Pernah dalam suatu kesempatan, di suatu forum diskusi, di suatu tempat, di Kalimantan Barat, orang-orang yang bukan PPTDPKB, suaranya jarang didengar.
Pak Tono, seorang pengusaha bengkel, dan dulunya seorang mahasiswa cerdas yang aktif berorganisasi, tidak didengar suaranya kecuali untuk sekadar voting saja dalam memilih kepengurusan. Saya yang waktu itu masih bekerja sebagai karyawan perbankan dijadikan bendahara, padahal saya tidak lebih pintar dari Pak Tono, saya cuma anak kemarin sore yang bego dan kebetulan beruntung saja.Â
Kejadian berikutnya, saya bertemu seorang dokter gigi wanita (masih di Kalimantan Barat, tanah kelahiran yang sangat saya cintai ini). Waktu itu saya sudah berencana berhenti dari pekerjaan yang lama, kemudian si Dokter bertanya, "Apa rencana setelah ini?"
"Wartawan ... saya bermimpi jadi wartawan, Bu!" jawab saya semangat.
Lalu dia menjawab dengan "Oo......" yang sangat panjang, dan terlihat dari wajahnya bahwa ia tak tertarik membicarakan tentang profesi tersebut. Meski saya sampai hari ini bukan wartawan, tapi saya meyakini, menjadi seorang wartawan sama kerennya dengan menjadi seorang PNS.
Oleh karena bukan lagi dari bagian komunitas orang dalam kategori PPTDPKB, dalam sejumlah pertemuan (tidak semua), saya dan beberapa orang lain yang bekerja dalam bidang yang "biasa-biasa saja" (karyawan swasta, pengusaha, dan lain-lain), hanya akan jadi pelengkap saja.
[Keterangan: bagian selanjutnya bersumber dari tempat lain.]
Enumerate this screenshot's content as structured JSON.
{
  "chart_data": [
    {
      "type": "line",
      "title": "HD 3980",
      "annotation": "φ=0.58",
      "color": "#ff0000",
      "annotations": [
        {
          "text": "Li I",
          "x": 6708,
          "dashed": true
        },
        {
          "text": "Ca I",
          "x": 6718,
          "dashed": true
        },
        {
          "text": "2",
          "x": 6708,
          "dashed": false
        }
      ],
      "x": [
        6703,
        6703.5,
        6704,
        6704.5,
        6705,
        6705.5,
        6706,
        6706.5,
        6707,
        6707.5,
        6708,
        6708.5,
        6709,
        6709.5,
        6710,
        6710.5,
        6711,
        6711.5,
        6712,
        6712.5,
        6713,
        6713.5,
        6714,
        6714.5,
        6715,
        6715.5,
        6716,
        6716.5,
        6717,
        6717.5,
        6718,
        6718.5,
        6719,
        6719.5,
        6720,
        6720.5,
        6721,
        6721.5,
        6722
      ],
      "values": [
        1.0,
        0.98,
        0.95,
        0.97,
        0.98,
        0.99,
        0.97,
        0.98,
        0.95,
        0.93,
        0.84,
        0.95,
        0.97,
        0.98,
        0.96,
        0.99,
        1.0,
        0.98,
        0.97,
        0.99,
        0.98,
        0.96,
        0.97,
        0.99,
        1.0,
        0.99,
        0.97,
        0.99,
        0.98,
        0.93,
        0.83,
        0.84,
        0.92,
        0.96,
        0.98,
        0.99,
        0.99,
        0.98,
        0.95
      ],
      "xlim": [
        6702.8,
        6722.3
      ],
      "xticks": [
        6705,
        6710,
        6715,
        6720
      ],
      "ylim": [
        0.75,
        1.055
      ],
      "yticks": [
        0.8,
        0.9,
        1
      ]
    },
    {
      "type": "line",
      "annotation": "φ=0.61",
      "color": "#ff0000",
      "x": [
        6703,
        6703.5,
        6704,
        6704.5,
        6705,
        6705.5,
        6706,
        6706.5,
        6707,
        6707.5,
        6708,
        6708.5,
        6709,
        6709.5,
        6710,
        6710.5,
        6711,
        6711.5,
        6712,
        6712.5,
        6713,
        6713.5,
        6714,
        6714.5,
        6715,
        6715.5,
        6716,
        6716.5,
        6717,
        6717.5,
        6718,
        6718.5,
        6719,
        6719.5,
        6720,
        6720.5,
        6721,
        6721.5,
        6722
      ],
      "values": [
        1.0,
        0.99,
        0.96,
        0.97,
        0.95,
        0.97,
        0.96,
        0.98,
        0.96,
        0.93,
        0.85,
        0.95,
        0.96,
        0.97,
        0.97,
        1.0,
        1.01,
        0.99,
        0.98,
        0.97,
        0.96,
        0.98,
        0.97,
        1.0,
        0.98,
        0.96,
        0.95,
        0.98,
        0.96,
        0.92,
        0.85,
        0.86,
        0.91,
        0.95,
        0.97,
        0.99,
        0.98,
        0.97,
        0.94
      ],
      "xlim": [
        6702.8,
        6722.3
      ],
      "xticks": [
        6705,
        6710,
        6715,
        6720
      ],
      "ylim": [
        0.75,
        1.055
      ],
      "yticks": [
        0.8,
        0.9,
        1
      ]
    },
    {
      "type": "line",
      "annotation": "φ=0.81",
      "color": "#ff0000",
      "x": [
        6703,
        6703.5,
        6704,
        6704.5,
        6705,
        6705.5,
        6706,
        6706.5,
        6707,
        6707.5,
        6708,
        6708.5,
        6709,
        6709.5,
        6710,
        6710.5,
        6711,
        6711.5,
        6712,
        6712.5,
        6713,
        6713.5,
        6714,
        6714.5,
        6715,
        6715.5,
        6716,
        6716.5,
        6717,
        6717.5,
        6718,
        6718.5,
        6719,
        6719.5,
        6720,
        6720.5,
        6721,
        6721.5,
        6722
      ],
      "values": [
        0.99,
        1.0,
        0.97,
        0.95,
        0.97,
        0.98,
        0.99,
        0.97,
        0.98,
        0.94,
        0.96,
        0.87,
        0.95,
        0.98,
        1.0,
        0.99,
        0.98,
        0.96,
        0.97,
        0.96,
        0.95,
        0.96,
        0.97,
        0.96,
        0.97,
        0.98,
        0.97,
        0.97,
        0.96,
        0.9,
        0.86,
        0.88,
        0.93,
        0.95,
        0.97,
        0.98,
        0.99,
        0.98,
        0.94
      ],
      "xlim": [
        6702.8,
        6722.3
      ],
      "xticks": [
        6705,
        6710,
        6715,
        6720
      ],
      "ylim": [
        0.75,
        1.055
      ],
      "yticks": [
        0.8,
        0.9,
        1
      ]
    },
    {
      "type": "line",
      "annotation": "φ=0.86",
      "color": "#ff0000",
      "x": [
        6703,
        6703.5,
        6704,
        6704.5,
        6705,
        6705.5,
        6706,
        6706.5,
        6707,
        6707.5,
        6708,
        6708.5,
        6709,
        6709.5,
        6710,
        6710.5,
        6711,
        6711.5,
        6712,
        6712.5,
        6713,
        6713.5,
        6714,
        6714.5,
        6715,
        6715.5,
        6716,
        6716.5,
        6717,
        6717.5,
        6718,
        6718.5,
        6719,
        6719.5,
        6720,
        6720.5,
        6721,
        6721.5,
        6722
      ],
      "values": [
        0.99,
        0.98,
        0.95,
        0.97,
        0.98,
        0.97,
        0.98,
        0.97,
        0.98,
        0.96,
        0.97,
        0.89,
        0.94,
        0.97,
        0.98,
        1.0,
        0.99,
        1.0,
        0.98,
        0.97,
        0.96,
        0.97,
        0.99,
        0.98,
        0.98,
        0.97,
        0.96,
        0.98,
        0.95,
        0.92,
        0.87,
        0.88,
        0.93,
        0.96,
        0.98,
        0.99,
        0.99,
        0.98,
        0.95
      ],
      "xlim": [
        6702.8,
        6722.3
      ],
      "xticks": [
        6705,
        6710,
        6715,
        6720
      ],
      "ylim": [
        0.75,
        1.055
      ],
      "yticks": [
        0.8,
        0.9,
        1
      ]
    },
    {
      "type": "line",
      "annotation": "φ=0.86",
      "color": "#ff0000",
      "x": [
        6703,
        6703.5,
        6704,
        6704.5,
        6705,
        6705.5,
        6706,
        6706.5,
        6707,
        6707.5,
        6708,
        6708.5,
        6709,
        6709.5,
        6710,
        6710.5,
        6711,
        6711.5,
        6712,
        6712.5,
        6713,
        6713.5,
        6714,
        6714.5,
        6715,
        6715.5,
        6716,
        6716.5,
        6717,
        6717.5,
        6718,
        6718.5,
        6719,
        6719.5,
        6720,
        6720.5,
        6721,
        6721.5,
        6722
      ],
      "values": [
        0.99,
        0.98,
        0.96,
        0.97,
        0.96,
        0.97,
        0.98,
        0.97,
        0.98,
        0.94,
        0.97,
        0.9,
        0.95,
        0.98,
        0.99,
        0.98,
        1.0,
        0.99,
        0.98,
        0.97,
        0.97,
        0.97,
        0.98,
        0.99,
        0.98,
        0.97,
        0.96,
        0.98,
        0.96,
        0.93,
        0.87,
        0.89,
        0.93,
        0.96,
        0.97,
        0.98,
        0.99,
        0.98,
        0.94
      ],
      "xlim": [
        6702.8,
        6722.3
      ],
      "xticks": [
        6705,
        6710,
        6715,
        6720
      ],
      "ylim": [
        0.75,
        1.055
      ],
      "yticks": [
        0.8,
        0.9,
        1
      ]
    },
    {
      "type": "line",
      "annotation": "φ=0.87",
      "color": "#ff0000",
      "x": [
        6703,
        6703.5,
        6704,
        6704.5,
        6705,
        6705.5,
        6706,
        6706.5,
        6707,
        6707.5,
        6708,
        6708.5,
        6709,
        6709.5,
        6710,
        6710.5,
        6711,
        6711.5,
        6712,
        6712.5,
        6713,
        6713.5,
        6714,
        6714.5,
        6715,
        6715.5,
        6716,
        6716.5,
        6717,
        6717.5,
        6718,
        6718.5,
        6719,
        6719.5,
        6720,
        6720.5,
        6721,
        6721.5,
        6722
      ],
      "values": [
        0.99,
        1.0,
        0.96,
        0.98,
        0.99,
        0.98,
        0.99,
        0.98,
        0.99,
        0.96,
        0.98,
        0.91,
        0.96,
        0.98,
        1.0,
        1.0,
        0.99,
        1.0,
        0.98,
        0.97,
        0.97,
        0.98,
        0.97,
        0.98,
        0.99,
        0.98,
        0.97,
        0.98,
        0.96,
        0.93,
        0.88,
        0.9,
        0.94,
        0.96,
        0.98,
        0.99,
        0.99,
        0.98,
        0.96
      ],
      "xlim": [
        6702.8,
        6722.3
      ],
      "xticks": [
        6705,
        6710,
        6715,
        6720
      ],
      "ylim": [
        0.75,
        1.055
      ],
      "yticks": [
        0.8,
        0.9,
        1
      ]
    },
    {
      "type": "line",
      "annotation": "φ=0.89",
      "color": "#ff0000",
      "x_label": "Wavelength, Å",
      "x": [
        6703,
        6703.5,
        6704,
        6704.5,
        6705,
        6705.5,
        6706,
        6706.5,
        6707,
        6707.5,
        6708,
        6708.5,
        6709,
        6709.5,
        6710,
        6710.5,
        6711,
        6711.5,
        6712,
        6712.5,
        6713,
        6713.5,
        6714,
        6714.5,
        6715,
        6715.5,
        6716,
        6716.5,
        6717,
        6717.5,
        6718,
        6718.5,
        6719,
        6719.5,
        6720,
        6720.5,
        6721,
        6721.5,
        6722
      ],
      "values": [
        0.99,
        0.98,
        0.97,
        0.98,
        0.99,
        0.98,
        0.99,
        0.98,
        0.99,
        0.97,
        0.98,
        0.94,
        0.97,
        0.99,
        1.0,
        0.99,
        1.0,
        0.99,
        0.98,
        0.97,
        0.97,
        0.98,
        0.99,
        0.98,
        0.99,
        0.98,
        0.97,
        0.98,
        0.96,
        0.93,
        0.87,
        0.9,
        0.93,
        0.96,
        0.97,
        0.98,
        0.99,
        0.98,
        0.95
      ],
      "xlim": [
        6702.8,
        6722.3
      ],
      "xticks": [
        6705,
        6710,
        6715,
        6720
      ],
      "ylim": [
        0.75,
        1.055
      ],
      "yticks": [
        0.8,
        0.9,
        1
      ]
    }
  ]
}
Bahkan mungkin tidak ditunggu, hanya sekadar diundang untuk menyaksikan superioritas kaum PPTDPKB. Tapi tidak masalah, kalau pun mereka menganggap punya derajat lebih tinggi pun tak mengapa, karena itu perspektif.
Kenyataannya nanti adalah manusia dianggap hebat karena berguna bagi sesama, bukan karena merasa lebih superior. Kita masuk ke pertanyaan utama: "Apakah menjadi PNS akan dianggap lebih terhormat dan bergengsi?"
Jawaban dalam sudut pandang saya adalah seperti ini: "Menjadi seorang PNS tentu saja hebat, dan menjadi penjual gorengan juga tak kalah hebat. Menjadi tentara sangat keren, dan menjadi tukang kayu juga tak kalah keren. Menjadi dokter sangat terhormat, menjadi tenaga pembersih jalanan umum juga tak kalah terhormat. Pekerjaan yang tidak bergengsi adalah sejenis pencuri, perampok, koruptor, dan sejenisnya. Jadi berhentilah menilai manusia berdasarkan rezekinya."